Cumulative numbers may trail first-quarter's heady 11.9% advance, but trends point to a revival in the all-important automotive category, up 2.4% from first-half '95 to $2.88 billion.

Auto spending in first quarter slipped 1.5%, rising 6% in the second quarter, according to 11 media monitored by Competitive Media Reporting.


Detroit and Europe were evangelists within the Top 200's 31-brand auto club, whipping up their first-half spending 8.5% and 17.2%, respectively, leaving Asia's 11 brands among the unconverted, down 9.7% from a year ago.

Honda was the only Asian brand to grow in media and market share, the latter up 0.9 points to 7.6% for autos. Among U.S. brands, Chrysler Corp.'s Plymouth badge contributed the biggest leap, up 571.2% to $91.1 million largely behind Breeze and Neon. Its cars rose 0.6 points to 2.1% of market, according to Automotive News.

Entertainment & media category has reached a permanent orbit in this quarterly feature, finishing with ad volume of $1.38 billion, up 24.5%. In the last five years, this Top 200 category has risen more than 200% in total media compared with 60% for autos.

Growth is a factor of the number of megabrands in the category-22 in '96 vs. 11 in '91-and sheer media volumes required of the moment. Hollywood anted up $10 million-plus each on 37 of its releases in the first half.


The spending scenario for long-distance phone companies seemed akin to a neighborhood kid pleading with playmates to come out and play. Sprint did the pleading, pumping its media to $142.9 million, up 39.7% over '95.

Hesitant playmates, AT&T Corp. and MCI Communications Corp., each clipped first-half spending by 17%. AT&T, still the nation's top advertised brand at $296.3 million, focused on reorganization and then on leadership succession while conducting an agency review for its corporate account. Reviews often hold ad spending in abeyance.

The personal care & drug category grew a phenomenal 41.1% to $1.11 billion, buttressed largely by current-year introduction of prescription-turned-OTC drugs, Zantac 75, Tagamet HB and Orudis KT, and their predecessor rival with limited '95 exposure, Pepcid AC.

Retail's 23 brands hit an aggregate $1.33 billion in media, a 12.9% growth that turned out to be one of its best in several years.
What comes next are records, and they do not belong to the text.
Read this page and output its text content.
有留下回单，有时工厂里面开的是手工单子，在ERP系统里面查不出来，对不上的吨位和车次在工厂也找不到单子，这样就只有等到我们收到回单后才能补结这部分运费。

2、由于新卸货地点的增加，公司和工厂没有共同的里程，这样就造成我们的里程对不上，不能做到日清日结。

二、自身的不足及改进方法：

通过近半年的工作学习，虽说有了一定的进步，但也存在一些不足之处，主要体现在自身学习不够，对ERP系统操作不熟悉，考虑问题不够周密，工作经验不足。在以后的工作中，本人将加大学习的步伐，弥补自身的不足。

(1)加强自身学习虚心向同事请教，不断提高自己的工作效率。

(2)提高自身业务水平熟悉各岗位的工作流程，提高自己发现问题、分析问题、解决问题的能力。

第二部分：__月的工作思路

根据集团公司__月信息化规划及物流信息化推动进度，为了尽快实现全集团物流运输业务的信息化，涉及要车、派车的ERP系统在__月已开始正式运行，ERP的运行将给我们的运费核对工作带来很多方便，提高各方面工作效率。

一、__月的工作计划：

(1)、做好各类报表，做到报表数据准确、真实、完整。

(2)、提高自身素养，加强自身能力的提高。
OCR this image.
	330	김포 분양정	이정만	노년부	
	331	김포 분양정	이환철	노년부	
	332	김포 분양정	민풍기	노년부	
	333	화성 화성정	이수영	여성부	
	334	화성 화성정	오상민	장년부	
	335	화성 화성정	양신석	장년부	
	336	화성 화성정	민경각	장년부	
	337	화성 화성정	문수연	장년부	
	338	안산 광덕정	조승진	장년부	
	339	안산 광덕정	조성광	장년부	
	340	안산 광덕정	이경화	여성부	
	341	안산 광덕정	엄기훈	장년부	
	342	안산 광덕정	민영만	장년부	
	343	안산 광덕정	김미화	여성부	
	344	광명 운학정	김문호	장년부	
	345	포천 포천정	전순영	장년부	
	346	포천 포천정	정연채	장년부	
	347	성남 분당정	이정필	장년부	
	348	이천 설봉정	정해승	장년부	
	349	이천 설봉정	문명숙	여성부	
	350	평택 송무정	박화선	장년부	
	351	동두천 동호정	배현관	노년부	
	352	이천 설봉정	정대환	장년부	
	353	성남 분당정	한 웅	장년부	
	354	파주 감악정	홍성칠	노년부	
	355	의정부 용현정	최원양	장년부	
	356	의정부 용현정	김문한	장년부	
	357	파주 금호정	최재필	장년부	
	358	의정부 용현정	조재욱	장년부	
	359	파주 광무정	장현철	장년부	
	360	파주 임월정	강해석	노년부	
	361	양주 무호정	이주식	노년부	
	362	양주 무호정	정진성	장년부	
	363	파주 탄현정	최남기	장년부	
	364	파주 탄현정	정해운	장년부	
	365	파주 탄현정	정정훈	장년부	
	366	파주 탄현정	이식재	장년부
Sears, Roebuck & Co.'s stores led the pack in volume at $249.1 million, up 7.9%, while troubled Kmart Corp. and its Builder's Square unit were the only two retailers to spend less. Newspaper's 7.6% growth among the 200 was powered by retail's 13.7% growth in that medium. Retail accounts for 50.7% of the 200's newspaper dollars.


The giant burger chains pushed the restaurant category 16.8% to $1.05 billion. Burger King Corp. boosted spending a resounding 66.4% to $178.3 million and McDonald's Corp. increased its fare by 22%.

McDonald's led all spenders in network TV at $180 million, up 17.2%. Among all other Top 200, BK was third in the medium at $115.4 million, up 109.5%.